Acupuncture is a form of Eastern medicine that employs tiny needles stuck in pressure points all over the body to relieve physical, emotional, and mental stresses.
This technique is similar to acupuncture in that it uses the same pressure points on the body, but instead of needles, a trained therapist taps on the points with their fingers while the sufferer thinks intensely about their trauma or the issues it has caused. Sometimes, the sufferer will also voice positive affirmations out loud.
Meditation can be very successful treatment for some sufferers of PTSD and might involve yoga or other form of concentrated exercise, which can be beneficial for those suffering from depression or another mood disorder. Meditation is calming, relaxing, and allows the individual to focus on being in the moment rather than living in their past trauma.
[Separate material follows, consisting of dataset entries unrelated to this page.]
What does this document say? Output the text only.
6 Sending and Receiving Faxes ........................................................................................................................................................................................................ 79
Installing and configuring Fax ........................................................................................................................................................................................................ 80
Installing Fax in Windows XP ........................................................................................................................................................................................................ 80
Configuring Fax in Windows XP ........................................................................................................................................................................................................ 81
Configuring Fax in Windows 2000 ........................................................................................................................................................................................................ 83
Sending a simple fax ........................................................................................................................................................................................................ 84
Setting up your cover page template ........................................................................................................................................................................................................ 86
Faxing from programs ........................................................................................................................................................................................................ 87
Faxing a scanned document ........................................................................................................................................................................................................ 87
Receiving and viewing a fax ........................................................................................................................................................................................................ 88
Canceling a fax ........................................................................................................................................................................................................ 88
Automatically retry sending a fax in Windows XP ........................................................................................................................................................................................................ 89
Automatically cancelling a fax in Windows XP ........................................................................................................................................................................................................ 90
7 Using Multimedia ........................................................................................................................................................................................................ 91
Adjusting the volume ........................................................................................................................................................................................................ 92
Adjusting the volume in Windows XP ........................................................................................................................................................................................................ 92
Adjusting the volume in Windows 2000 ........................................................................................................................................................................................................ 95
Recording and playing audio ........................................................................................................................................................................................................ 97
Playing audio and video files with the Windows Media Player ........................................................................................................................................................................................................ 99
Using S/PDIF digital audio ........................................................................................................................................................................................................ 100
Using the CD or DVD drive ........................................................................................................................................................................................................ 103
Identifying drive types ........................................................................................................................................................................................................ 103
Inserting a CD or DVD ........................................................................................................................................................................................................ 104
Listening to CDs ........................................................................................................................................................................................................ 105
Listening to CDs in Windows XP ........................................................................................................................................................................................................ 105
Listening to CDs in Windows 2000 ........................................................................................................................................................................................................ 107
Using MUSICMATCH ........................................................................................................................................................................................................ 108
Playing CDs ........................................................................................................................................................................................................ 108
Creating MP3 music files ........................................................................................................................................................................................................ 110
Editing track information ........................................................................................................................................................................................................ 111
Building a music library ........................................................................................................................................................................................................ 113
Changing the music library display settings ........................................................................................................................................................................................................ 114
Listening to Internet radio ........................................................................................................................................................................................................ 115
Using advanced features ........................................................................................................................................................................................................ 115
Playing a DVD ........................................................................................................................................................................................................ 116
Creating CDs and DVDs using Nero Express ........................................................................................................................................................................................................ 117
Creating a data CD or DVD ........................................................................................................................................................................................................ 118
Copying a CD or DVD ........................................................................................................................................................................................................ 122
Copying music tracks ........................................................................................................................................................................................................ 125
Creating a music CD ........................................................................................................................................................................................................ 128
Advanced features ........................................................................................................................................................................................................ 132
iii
It’s important for any sufferer of PTSD to be honest with their healthcare provider about their use of drugs or alcohol, as this can impede progress in recovery and even lead to more issues. It’s also important to remember that these practices are simply alternatives to the more conventional therapies, and there is no guarantee they will work.
“Right now, I think the majority of use of these approaches is adjunctive, either to treat some specific problems associated with PTSD or to promote wellness. Certainly, there are exceptions, and there has been a very small amount of research examining these treatments as primary interventions for PTSD. To the best of my knowledge, there’s been only one well-done study in this area, and it was a study done some time ago on acupuncture. That single study said that acupuncture was effective and comparably effective to group cognitive-behavioral therapy,” says Paula Schnurr, PhD.